Space exploration and discovery efforts have had moments of thriving collaboration and others of competition. Collaboration and competition have been mostly based on nations more than disciplines. When it comes to disciplines, collaboration seems to have been relatively narrow; space being handled by a few highly specialized fields. It seems that we are approaching a moment when more collaboration between disciplines and setting common goals between countries is going to be needed.    

There has been a progressive increase over the years of satellites orbiting the Earth. More than progressive, it seems exponential, for example, SpaceX already has 1,584 operating satellites, and it wants to get to 40,000 in a few years. Multiply this by several companies and countries, and all of the sudden the orbit around our planet seems small.
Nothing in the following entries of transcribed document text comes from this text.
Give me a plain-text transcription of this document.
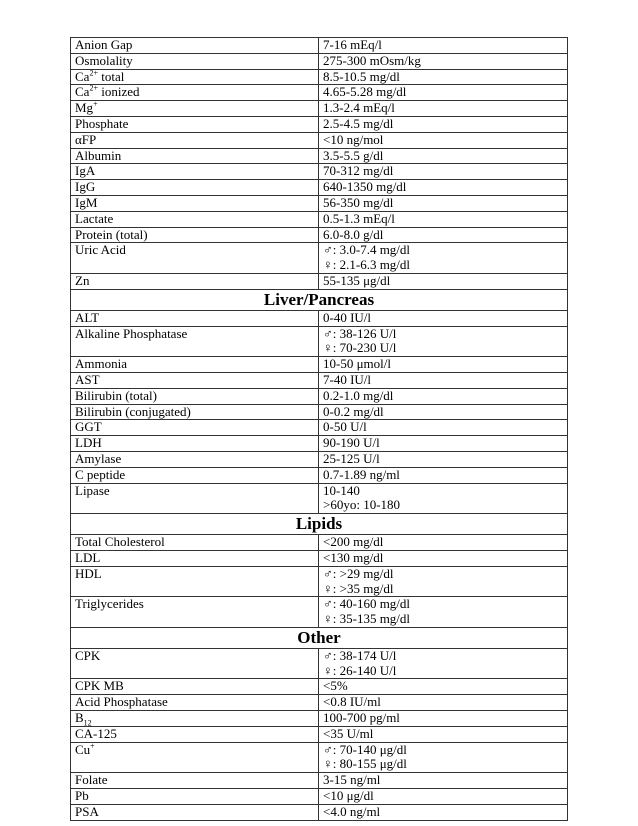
Anion Gap	7-16 mEq/l

Osmolality	275-300 mOsm/kg

$Ca^{2+}$ total	8.5-10.5 mg/dl

$Ca^{2+}$ ionized	4.65-5.28 mg/dl

Mg+	1.3-2.4 mEq/l

Phosphate	2.5-4.5 mg/dl

αFP	<10 ng/mol

Albumin	3.5-5.5 g/dl

IgA	70-312 mg/dl

IgG	640-1350 mg/dl

IgM	56-350 mg/dl

Lactate	0.5-1.3 mEq/l

Protein (total)	6.0-8.0 g/dl

Uric Acid	♂: 3.0-7.4 mg/dl
♀: 2.1-6.3 mg/dl

Zn	55-135 μg/dl

Liver/Pancreas	
ALT	0-40 IU/l

Alkaline Phosphatase	♂: 38-126 U/l
♀: 70-230 U/l

Ammonia	10-50 μmol/l

AST	7-40 IU/l

Bilirubin (total)	0.2-1.0 mg/dl

Bilirubin (conjugated)	0-0.2 mg/dl

GGT	0-50 U/l

LDH	90-190 U/l

Amylase	25-125 U/l

C peptide	0.7-1.89 ng/ml

Lipase	10-140
>60yo: 10-180

Lipids	
Total Cholesterol	<200 mg/dl

LDL	<130 mg/dl

HDL	♂: >29 mg/dl
♀: >35 mg/dl

Triglycerides	♂: 40-160 mg/dl
♀: 35-135 mg/dl

Other	
CPK	♂: 38-174 U/l
♀: 26-140 U/l

CPK MB	<5%

Acid Phosphatase	<0.8 IU/ml

$B_{12}$	100-700 pg/ml

CA-125	<35 U/ml

Cu+	♂: 70-140 μg/dl
♀: 80-155 μg/dl

Folate	3-15 ng/ml

Pb	<10 μg/dl

PSA	<4.0 ng/ml
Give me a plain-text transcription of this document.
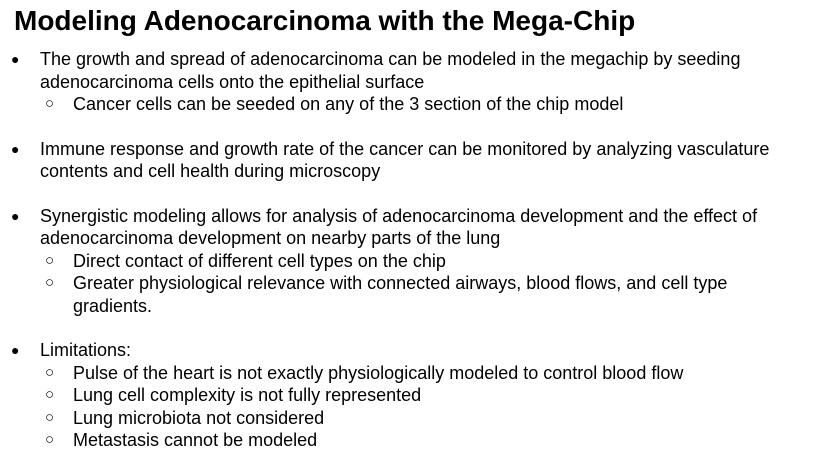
Modeling Adenocarcinoma with the Mega-Chip
● The growth and spread of adenocarcinoma can be modeled in the megachip by seeding
adenocarcinoma cells onto the epithelial surface
○ Cancer cells can be seeded on any of the 3 section of the chip model
● Immune response and growth rate of the cancer can be monitored by analyzing vasculature
contents and cell health during microscopy
● Synergistic modeling allows for analysis of adenocarcinoma development and the effect of
adenocarcinoma development on nearby parts of the lung
○ Direct contact of different cell types on the chip
○ Greater physiological relevance with connected airways, blood flows, and cell type
gradients.
● Limitations:
○ Pulse of the heart is not exactly physiologically modeled to control blood flow
○ Lung cell complexity is not fully represented
○ Lung microbiota not considered
○ Metastasis cannot be modeled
A larger amount of satellites helps to keep people all over the world connected. But their presence comes at a cost for astronomy and related fields (e.g., astrobiology). Their light makes the use of telescopes harder. Furthermore, their presence takes up space and creates “traffic”. Also, once they stop being used or are defective, they fly around as “space junk”, and satellites as a whole or their parts can represent a collision risk for other objects in space. Even working satellites represent a collision risk.
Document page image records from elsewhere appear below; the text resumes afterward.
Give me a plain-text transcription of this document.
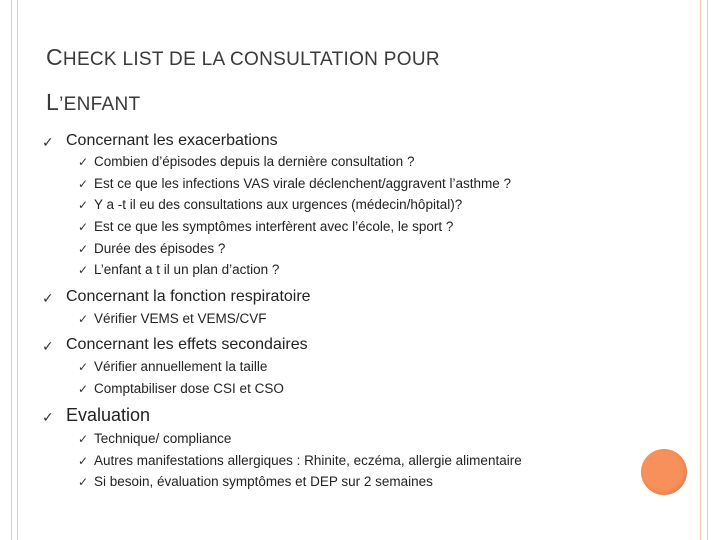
CHECK LIST DE LA CONSULTATION POUR
L’ENFANT
✓ Concernant les exacerbations
✓ Combien d’épisodes depuis la dernière consultation ?
✓ Est ce que les infections VAS virale déclenchent/aggravent l’asthme ?
✓ Y a -t il eu des consultations aux urgences (médecin/hôpital)?
✓ Est ce que les symptômes interfèrent avec l’école, le sport ?
✓ Durée des épisodes ?
✓ L’enfant a t il un plan d’action ?
✓ Concernant la fonction respiratoire
✓ Vérifier VEMS et VEMS/CVF
✓ Concernant les effets secondaires
✓ Vérifier annuellement la taille
✓ Comptabiliser dose CSI et CSO
✓ Evaluation
✓ Technique/ compliance
✓ Autres manifestations allergiques : Rhinite, eczéma, allergie alimentaire
✓ Si besoin, évaluation symptômes et DEP sur 2 semaines
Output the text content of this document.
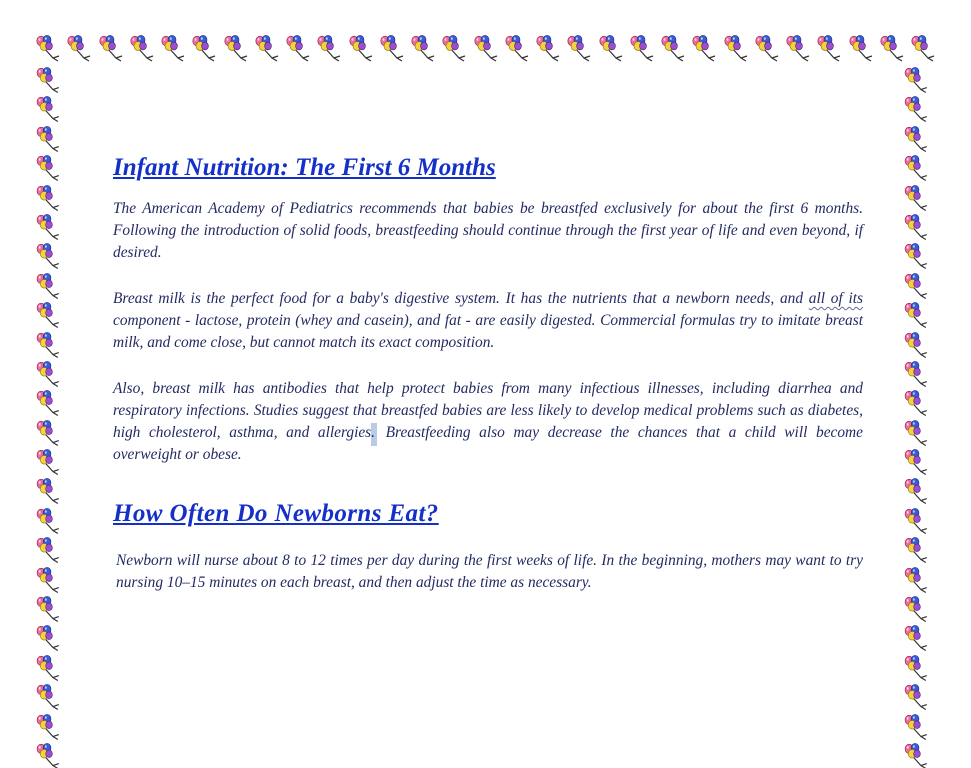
Infant Nutrition: The First 6 Months

The American Academy of Pediatrics recommends that babies be breastfed exclusively for about the first 6 months. Following the introduction of solid foods, breastfeeding should continue through the first year of life and even beyond, if desired.

Breast milk is the perfect food for a baby's digestive system. It has the nutrients that a newborn needs, and all of its component - lactose, protein (whey and casein), and fat - are easily digested. Commercial formulas try to imitate breast milk, and come close, but cannot match its exact composition.

Also, breast milk has antibodies that help protect babies from many infectious illnesses, including diarrhea and respiratory infections. Studies suggest that breastfed babies are less likely to develop medical problems such as diabetes, high cholesterol, asthma, and allergies. Breastfeeding also may decrease the chances that a child will become overweight or obese.

How Often Do Newborns Eat?

Newborn will nurse about 8 to 12 times per day during the first weeks of life. In the beginning, mothers may want to try nursing 10–15 minutes on each breast, and then adjust the time as necessary.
This all points to the need for countries to come together to set common goals and rules. Space exploration and satellite presence are wanted and needed. This also points to the need for a diverse array of stakeholders and disciplines to come together to dialogue to find synergies. How can both space exploration and network development thrive? And to which extent do we want each of these areas to develop?   

There is no overarching authority to guide the dialogue regarding space. The Economist wrote a piece about this issue some days ago, providing an interesting blueprint for policies that could support a win-win scenario for these stakeholders, which are currently holding diametrically opposing needs and goals.